Der Titel des Films ist auch eine Anspielung auf Billy Wilders Klassiker Boulevard der Dämmerung, der als ein Lieblingsfilm von Lynch gilt.[3] Im Abspann widmet Lynch den Film der Schauspielerin und damaligen Partnerin von Keanu Reeves, Jennifer Syme, die Anfang April 2001 im Alter von 28 Jahren bei einem Autounfall starb.
Wenn man beginnt, sich mit David Lynch, dem Regisseur von „Mulholland Drive“ zu befassen, passiert genau das, was man erlebt, wenn man sich mit dem Film selbst annähern will: Man gelangt in einen Trichter, in einen Sog der Wahrnehmung. Eine Persönlichkeit wie Lynch führt von Verweisen auf die Metaphorik, aufs Kino selbst bis hin zu TM und es hat alles kein Ende. Wenn es kein Ende gibt, gibt es vielleicht auch keinen Anfang, und David Lynch ist als Möbiusband auf die Welt gekommen. Wer sich bildlich vorstellen mag, was wir meinen, ohne technischer dabei zu werden, als wir es selbst können, der schaue sich H. C. Eschers Bilder von unmöglichen Treppenbändern an. Vielleicht erklärt dieses Phänomen, warum wir bei „Mulholland Drive“ nicht herausfinden können, was der eigentliche Beginn des Films und das eigentliche Ende sein soll. Trotzdem haben wir mehr dazu in der Rezension geschrieben.
Handlung (1)
Ausgehend von den sich ändernden Identitäten der meisten Figuren, lässt sich der Film in zwei Teile gliedern, von denen der erste mehr als vier Fünftel umfasst und zwar mehrsträngig, aber chronologisch erzählt wird. Die zwei weiblichen Hauptfiguren – beide um die 30, die eine dunkelhaarig, die andere blond – kommen durch eine außergewöhnliche Verkettung von Zufällen zusammen.

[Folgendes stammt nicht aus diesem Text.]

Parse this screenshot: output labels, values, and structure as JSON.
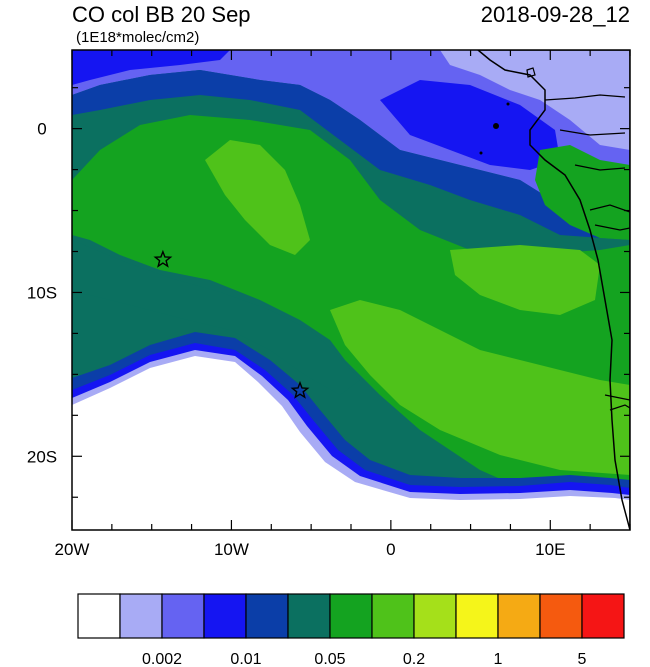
{
  "title_left": "CO col BB 20 Sep",
  "title_right": "2018-09-28_12",
  "units": "(1E18*molec/cm2)",
  "map": {
    "lon_range": [
      -20,
      15
    ],
    "lat_range": [
      -24.5,
      4.8
    ],
    "x_ticks": [
      {
        "lon": -20,
        "label": "20W"
      },
      {
        "lon": -10,
        "label": "10W"
      },
      {
        "lon": 0,
        "label": "0"
      },
      {
        "lon": 10,
        "label": "10E"
      }
    ],
    "y_ticks": [
      {
        "lat": 0,
        "label": "0"
      },
      {
        "lat": -10,
        "label": "10S"
      },
      {
        "lat": -20,
        "label": "20S"
      }
    ],
    "markers": [
      {
        "name": "star",
        "lon": -14.3,
        "lat": -8
      },
      {
        "name": "star",
        "lon": -5.7,
        "lat": -16
      }
    ]
  },
  "colorbar": {
    "colors": [
      "#ffffff",
      "#a8abf5",
      "#6563f2",
      "#1515f2",
      "#0b3ea8",
      "#0b7060",
      "#14a320",
      "#4fc21a",
      "#a5e01a",
      "#f5f51a",
      "#f5aa14",
      "#f55a0f",
      "#f51515"
    ],
    "labels": [
      {
        "after_box": 2,
        "text": "0.002"
      },
      {
        "after_box": 4,
        "text": "0.01"
      },
      {
        "after_box": 6,
        "text": "0.05"
      },
      {
        "after_box": 8,
        "text": "0.2"
      },
      {
        "after_box": 10,
        "text": "1"
      },
      {
        "after_box": 12,
        "text": "5"
      }
    ]
  }
}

Erstere, „Rita“ (Laura Harring) entgeht einem Mordanschlag nur dadurch, dass sie als Einzige einen Autounfall auf dem Mulholland Drive überlebt. Äußerlich nur leicht verletzt, aber desorientiert, schlüpft sie am Morgen danach in einer Wohnung unter, die eine ältere Frau gerade verlässt, offenbar für längere Zeit. Am gleichen Tag quartiert sich deren Nichte Betty Elms (Naomi Watts) dort ein, die mit der Hoffnung auf eine Schauspielkarriere nach Hollywood gekommen ist. Sie ist überrascht von der Anwesenheit der Fremden, die sich als Rita ausgibt, hegt aber keinen Argwohn. Später gesteht „Rita“ Betty, dass sie nicht weiß, wer sie wirklich ist. Um ihre Identität zu ermitteln, öffnen beide „Ritas“ Tasche, finden dort aber statt eines Dokuments einen großen Geldbetrag und einen seltsamen blauen Dreikant-Schlüssel.
Bettys Neugier, „Ritas“ Geheimnis auf die Spur zu kommen, ist geweckt. Sie entlockt ihr den möglichen Unfallort (Mulholland Drive) und findet dies durch einen anonymen Anruf bei der Polizei bestätigt. Eine weitere Spur ist „Ritas“ Erinnerung an eine „Diane Selwyn“, ausgelöst durch eine Kellnerin namens Diane, die sie im Schnellrestaurant Winkie’s bedient. Sie finden sie im Telefonbuch, erreichen jedoch nur den Anrufbeantworter. Inzwischen sind beide Frauen so miteinander vertraut, dass sie die Szene gemeinsam einstudieren, die Betty für ihr Vorsprechen bekommen hat. Sie spielt sie im entscheidenden Moment völlig anders und hat grandiosen Erfolg. Eine mit anwesende renommierte Casting-Agentin stellt ihr noch Größeres in Aussicht und nimmt sie mit zum Set, um sie dem Regisseur Adam Kesher (Justin Theroux) vorzustellen, bei dem gerade das Casting für die Protagonistin seines Films The Sylvia North Story läuft.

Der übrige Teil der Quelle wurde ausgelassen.